Farm bill deal could mean $9B food stamp cut
By Ed O'Keefe
The Washington Post
WASHINGTON — Negotiations are almost complete on a long-overdue farm bill that will set new spending levels for the federal food stamp program and add yet another wrinkle to the national debate over income inequality as Congress mulls how to help unemployed and lowwage workers.
Leaders of the House and Senate agriculture committees had planned to announce a deal on a new multiyear farm bill Wednesday, but aides familiar with the talks said any such announcement may be pushed into next week because of differences about price controls on the nation’s dairy industry.
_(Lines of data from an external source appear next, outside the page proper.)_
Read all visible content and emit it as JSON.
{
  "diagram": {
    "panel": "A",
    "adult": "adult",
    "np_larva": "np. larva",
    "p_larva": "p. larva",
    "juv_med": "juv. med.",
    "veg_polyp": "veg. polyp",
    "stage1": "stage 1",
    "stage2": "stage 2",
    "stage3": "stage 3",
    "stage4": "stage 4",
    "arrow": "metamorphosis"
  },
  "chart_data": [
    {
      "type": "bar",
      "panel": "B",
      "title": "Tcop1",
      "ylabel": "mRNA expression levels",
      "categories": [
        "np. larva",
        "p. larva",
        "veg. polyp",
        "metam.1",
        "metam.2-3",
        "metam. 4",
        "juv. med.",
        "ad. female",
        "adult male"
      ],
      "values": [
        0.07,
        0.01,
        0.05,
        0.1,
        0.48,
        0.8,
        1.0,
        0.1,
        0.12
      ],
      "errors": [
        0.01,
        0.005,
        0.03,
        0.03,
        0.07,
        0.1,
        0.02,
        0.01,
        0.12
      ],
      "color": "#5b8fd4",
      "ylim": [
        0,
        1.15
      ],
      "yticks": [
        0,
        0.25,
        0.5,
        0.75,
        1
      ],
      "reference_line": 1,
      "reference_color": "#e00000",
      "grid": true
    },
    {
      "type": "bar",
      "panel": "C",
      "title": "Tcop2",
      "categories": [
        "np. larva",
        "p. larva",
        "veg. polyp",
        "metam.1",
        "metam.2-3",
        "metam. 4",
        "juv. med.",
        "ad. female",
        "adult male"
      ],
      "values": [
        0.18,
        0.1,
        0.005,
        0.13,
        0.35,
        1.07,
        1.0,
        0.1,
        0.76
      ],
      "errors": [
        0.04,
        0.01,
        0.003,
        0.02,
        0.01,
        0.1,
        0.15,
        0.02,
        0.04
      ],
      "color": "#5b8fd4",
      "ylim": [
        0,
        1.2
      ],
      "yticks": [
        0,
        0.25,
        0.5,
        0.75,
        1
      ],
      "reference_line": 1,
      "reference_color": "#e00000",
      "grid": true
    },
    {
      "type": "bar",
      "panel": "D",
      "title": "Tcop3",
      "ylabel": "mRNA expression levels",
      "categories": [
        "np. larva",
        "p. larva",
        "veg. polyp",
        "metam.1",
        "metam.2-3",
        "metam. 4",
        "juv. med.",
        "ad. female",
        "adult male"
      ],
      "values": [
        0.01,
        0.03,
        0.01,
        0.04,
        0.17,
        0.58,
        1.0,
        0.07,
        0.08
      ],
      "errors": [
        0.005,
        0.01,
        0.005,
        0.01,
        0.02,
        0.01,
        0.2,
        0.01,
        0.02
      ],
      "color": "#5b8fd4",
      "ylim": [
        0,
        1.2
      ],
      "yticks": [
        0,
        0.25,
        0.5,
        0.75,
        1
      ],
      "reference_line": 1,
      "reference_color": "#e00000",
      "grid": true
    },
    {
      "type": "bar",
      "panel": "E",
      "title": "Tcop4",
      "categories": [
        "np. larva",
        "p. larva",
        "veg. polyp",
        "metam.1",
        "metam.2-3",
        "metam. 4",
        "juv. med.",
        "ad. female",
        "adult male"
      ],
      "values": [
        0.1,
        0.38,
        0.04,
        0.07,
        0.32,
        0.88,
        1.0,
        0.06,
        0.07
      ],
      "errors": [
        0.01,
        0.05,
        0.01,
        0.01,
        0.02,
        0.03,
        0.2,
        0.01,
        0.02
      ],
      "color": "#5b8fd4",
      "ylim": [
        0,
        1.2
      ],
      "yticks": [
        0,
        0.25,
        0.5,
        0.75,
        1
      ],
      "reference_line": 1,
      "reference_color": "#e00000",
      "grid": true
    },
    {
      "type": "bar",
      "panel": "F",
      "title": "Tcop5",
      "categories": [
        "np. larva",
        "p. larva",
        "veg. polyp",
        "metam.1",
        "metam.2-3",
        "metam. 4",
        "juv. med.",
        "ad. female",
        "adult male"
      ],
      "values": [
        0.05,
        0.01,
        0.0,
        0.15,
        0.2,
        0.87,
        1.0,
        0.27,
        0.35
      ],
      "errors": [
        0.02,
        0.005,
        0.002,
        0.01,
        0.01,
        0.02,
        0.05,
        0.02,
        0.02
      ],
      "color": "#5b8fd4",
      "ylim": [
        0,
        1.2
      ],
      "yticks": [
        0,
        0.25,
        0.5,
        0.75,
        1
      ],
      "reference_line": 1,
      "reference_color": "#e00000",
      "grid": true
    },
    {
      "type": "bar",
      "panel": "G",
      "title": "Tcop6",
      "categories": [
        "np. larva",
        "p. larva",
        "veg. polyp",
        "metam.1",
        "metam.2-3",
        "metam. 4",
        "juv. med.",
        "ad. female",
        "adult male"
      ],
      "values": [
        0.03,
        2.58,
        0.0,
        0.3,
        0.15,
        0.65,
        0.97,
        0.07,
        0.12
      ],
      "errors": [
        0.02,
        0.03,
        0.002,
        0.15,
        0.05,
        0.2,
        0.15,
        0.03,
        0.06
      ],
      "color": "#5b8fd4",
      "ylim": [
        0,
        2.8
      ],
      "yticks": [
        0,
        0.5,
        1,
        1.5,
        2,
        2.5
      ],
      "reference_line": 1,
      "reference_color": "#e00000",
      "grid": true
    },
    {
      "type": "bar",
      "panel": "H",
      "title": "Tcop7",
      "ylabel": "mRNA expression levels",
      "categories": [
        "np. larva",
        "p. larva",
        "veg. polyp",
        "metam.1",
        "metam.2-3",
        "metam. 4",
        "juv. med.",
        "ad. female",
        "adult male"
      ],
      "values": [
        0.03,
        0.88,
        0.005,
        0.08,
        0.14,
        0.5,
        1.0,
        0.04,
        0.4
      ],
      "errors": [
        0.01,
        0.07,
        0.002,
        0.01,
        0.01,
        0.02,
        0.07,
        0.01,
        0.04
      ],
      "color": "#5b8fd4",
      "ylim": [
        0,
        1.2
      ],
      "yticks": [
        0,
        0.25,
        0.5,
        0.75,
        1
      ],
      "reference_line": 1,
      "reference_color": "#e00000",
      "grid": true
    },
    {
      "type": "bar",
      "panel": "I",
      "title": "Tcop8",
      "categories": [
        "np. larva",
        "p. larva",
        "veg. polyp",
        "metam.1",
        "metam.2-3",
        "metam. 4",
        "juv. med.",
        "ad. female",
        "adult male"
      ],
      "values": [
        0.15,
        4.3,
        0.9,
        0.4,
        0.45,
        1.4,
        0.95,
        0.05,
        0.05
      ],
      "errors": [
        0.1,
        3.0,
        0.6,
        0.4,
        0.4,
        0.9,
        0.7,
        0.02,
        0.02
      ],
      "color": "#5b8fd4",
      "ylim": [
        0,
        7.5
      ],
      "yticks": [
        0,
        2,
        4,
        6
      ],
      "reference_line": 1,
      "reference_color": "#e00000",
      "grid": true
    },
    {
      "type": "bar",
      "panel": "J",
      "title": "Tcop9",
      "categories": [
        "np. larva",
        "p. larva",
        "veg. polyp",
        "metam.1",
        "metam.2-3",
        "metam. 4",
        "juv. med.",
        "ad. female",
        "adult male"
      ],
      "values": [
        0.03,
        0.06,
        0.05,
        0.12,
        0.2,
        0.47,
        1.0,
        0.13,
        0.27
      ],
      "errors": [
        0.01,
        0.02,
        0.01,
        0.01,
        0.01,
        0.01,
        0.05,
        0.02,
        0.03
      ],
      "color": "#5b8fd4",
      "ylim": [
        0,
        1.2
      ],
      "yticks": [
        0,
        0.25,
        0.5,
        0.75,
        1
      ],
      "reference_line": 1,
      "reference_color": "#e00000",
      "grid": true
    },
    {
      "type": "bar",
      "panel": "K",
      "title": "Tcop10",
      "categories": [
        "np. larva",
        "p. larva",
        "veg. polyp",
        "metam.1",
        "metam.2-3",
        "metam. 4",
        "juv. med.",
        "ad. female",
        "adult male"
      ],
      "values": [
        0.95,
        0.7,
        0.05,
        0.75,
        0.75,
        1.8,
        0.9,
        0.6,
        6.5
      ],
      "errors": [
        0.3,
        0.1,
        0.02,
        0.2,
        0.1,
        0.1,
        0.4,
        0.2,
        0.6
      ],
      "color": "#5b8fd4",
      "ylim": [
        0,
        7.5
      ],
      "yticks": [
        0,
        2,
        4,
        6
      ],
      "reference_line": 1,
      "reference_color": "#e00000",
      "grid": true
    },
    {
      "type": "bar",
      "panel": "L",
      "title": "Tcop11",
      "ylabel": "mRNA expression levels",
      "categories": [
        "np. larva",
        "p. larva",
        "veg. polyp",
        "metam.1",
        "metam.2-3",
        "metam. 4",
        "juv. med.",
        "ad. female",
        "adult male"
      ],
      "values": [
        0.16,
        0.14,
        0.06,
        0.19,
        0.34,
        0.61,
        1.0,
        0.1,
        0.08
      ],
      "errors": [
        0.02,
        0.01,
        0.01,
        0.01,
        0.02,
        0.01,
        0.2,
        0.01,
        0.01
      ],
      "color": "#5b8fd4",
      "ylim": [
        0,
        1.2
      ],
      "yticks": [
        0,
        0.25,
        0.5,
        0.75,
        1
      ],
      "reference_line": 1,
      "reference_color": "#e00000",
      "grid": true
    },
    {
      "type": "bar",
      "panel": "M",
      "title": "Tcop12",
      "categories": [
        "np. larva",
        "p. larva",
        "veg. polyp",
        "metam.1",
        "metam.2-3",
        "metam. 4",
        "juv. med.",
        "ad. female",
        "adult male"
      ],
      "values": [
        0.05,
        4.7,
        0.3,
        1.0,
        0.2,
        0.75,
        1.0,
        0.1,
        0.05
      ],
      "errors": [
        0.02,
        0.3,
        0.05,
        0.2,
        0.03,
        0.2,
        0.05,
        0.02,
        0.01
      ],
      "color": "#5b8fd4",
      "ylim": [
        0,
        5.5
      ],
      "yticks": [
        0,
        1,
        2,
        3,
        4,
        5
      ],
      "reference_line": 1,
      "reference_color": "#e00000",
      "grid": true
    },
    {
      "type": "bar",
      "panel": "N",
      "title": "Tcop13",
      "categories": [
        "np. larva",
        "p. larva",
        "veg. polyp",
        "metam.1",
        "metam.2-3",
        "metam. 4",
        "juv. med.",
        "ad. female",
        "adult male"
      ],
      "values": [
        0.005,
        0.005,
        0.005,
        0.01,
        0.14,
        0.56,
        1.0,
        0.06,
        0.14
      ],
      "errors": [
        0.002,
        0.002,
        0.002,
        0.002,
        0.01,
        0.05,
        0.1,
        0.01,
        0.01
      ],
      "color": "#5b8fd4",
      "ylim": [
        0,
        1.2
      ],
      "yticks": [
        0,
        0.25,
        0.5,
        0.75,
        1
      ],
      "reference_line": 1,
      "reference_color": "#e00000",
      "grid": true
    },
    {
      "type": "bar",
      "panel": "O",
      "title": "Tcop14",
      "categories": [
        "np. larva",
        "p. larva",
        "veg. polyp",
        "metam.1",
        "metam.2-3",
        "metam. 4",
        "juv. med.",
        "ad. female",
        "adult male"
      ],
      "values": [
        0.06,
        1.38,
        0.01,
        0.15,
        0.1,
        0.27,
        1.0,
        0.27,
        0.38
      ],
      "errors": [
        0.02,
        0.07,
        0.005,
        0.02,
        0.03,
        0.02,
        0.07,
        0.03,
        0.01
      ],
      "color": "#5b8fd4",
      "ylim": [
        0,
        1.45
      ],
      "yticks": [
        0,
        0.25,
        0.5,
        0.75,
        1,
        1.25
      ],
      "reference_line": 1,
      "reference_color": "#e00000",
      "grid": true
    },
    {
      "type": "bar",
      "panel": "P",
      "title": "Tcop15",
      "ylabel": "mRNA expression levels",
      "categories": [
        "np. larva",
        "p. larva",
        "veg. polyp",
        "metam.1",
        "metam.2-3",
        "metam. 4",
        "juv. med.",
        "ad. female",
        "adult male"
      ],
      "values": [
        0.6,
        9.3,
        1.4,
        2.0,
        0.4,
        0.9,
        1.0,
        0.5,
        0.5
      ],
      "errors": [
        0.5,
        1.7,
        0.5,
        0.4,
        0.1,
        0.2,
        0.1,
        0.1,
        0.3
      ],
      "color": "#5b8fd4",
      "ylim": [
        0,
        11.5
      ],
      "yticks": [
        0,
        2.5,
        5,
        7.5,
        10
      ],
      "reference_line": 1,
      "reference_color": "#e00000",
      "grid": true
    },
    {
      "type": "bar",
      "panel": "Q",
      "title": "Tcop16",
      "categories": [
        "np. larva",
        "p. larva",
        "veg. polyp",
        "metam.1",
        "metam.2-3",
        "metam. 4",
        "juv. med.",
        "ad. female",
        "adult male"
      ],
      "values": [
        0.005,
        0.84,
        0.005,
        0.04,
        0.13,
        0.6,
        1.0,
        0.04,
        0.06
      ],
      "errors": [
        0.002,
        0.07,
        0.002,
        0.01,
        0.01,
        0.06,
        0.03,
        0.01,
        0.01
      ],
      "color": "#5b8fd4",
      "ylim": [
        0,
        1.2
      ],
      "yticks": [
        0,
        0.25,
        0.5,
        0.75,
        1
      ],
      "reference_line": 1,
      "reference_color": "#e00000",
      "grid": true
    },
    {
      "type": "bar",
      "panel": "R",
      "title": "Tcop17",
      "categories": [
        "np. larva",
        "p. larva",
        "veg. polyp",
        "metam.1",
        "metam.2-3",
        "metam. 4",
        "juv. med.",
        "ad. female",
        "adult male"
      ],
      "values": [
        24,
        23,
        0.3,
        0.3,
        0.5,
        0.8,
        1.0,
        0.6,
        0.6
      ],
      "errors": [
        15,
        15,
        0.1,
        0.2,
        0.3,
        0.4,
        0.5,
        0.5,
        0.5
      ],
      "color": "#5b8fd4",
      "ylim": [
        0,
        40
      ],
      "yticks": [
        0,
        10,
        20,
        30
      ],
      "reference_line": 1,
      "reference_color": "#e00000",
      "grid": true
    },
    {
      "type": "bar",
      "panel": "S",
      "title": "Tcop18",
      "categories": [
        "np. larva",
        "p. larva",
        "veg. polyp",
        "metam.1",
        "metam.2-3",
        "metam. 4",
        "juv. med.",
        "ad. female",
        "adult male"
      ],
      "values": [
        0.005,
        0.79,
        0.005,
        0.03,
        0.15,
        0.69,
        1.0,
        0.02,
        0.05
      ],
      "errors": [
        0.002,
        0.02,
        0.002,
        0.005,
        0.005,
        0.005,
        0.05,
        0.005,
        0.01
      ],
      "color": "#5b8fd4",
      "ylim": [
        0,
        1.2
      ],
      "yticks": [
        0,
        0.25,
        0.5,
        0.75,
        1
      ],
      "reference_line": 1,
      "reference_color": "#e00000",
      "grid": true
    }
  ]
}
The delay comes as the Senate is debating a bipartisan proposal to extend unemployment benefits and congressional Democrats prepare for a push to increase the federal minimum wage.
Whenever the agreement is reached, as expected, it will be “one of the bipartisan highlights” of the congressional year, Senate Agriculture Committee Chairman Debbie Stabenow, D-Mich., told reporters this week.
The farm bill affects roughly 16 million agricultural sector jobs nationwide, but most of the measure’s costs are tied to food stamps to help poor families.
Plans call for eliminating about $9 billion in funding for food stamps — formally known as the Supplemental Nutrition Assistance Program — over the next decade, according to several aides familiar with the negotiations who are not authorized to speak publicly about the details.
The cuts are a compromise between a proposed $4 billion reduction approved by the Democratic-led Senate in June and nearly $40 billion in cuts approved by the GOP-controlled House as Republicans sought to overhaul eligibility requirements for SNAP.
Aides said House and Senate lawmakers sought cuts to SNAP by focusing on what they call the “heatand-eat” loophole.
In more than a dozen states and the District of Columbia, the level of assistance provided to some SNAP beneficiaries is tied to eligibility for the federal Low Income Home Energy Assistance Program. Such payments are usually made to apartment dwellers whose utility costs are included in monthly rent payments. In order to keep such low-income residents from choosing in winter months between paying a heating bill or buying groceries, the states provide minimal LIHEAP payments, often as low as $1, making them eligible for higher SNAP payments.